Je me souviens de mon propre stage de troisième, réalisé chez Pier Import, une enseigne de décoration aujourd’hui disparue. Ce choix reflétait déjà ma passion pour l’univers de la maison et de l’objet. Pourtant, malgré cette affinité, l’expérience fut marquante, mais pas forcément comme je l’espérais. Une interaction client malheureuse a suffi pour me confronter aux réalités du terrain. Ce moment, bien qu’inconfortable, a permis une vraie prise de conscience : celle de réfléchir à ce que je voulais, et ne voulais pas, pour ma carrière future.
Mais la véritable révélation est venue bien plus tard. En Master 2 aux Beaux-Arts d’Angers, après six années d’études, j’ai eu ma première véritable expérience en studio. Et cette fois, tout était différent.

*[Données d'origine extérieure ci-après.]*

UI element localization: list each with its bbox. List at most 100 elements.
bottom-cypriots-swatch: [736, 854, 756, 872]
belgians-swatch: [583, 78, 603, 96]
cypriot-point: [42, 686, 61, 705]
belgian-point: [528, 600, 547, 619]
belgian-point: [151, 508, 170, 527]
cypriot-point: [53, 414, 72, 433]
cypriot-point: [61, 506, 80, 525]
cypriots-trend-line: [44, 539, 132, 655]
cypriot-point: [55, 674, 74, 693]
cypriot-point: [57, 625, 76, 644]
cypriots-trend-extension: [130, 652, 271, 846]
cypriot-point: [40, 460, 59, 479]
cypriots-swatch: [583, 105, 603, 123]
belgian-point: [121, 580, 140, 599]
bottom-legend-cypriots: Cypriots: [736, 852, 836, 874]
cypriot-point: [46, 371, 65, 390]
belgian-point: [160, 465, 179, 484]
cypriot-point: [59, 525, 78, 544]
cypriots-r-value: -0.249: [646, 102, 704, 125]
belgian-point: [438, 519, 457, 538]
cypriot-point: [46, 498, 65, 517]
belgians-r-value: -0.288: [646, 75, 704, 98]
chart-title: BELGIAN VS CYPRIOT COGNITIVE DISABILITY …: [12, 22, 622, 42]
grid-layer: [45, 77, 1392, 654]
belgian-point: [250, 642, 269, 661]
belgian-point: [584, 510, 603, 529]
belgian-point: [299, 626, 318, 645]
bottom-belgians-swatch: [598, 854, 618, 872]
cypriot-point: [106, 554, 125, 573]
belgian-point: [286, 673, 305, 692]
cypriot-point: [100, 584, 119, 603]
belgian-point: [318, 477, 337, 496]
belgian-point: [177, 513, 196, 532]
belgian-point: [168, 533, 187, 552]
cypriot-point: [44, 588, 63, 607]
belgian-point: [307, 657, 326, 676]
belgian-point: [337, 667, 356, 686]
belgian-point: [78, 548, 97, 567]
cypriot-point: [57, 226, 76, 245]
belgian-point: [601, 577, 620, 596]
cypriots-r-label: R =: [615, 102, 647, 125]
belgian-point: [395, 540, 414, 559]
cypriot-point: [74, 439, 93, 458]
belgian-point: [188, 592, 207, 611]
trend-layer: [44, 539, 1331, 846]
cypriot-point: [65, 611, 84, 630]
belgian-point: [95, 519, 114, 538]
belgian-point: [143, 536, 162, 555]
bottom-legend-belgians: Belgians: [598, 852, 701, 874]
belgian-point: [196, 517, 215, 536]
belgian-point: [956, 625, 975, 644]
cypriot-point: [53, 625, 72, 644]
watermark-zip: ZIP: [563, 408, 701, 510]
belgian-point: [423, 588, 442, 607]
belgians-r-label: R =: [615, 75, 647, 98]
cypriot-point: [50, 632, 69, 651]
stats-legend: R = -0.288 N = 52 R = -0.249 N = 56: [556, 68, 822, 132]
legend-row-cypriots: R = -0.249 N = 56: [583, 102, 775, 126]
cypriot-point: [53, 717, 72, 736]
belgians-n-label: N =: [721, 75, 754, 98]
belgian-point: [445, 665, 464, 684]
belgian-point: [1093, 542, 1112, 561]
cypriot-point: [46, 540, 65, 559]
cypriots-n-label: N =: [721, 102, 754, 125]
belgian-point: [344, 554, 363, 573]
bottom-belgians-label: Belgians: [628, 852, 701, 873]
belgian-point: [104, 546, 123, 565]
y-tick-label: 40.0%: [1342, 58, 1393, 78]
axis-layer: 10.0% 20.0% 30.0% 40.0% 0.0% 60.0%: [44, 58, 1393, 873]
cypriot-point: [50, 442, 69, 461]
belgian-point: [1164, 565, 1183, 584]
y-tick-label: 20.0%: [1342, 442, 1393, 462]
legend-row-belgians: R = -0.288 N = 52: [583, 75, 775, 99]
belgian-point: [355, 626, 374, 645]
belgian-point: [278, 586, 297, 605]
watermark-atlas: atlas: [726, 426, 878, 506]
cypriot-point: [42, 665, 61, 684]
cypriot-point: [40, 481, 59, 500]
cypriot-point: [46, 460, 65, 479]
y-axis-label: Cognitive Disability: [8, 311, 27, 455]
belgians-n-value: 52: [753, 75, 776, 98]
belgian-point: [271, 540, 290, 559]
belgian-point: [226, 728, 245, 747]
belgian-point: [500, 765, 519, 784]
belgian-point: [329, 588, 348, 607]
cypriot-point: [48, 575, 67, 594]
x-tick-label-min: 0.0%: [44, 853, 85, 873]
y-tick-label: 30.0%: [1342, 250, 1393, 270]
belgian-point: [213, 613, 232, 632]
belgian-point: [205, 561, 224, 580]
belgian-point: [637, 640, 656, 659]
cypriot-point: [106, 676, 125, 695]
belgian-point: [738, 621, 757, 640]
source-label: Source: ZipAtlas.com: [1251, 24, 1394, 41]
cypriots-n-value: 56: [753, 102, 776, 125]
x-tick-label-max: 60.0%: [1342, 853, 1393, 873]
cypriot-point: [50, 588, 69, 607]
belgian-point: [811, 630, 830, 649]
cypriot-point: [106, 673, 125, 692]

Mon profil a été retenu par plusieurs studios de création parmi les plus innovants : Bublex, François Roche, Berdaguer & Péjus… et Mathieu Lehanneur. J’ai choisi de faire mon stage auprès de Mathieu, attirée par son approche visionnaire, à la croisée de l’art, de la biologie et de la science-fiction. Une orientation qui résonnait profondément avec mes recherches de l’époque, notamment mon mémoire intitulé Artefacts du futur : modes d’interaction entre l’Homme et la machine dans les films de science-fiction.

Ces quatre mois passés dans son studio restent gravés dans ma mémoire. Écrire avec de l’alcool à brûler sur un drap et y mettre feu en plein milieu de l’atelier, concevoir des maquettes pour Schneider Electric ou pour ce qui deviendra le studio 13/16 du Centre Pompidou, ou bien encore imaginer des écosystèmes domestiques en pâte à modeler…


Cet environnement créatif m’a ouvert des perspectives insoupçonnées. Il ne s’agissait pas simplement de design, mais de réflexion sur les interactions entre l’art, la science et le quotidien. Cette expérience a été une véritable force motrice pour le reste de ma carrière.
Aujourd’hui, au Studio Ler, je m’efforce de transmettre ce même élan. Nos collaborations avec des architectes et designers sont conçues comme des opportunités de révéler de nouvelles perspectives créatives, tout en valorisant l’artisanat d’art. Chaque projet, chaque rencontre, chaque pièce que nous réalisons est une invitation à explorer les limites de la matière, à jouer avec les idées, et à repousser les frontières du possible.
C’est, je crois, tout ce que nous pouvons souhaiter à un jeune créatif : plonger, même le temps d’une semaine, dans un environnement qui élargit les horizons et façonne une vision.
Par ce prisme et dans la lignée de ces expériences notables, le studio accueille, depuis plusieurs années maintenant, des stagiaires venus de tous bords pour des stages de troisième, de fin d’études (beaux-arts, DNMAD,…) et de réorientation professionnelle. Stages qui nous nourrissent mutuellement.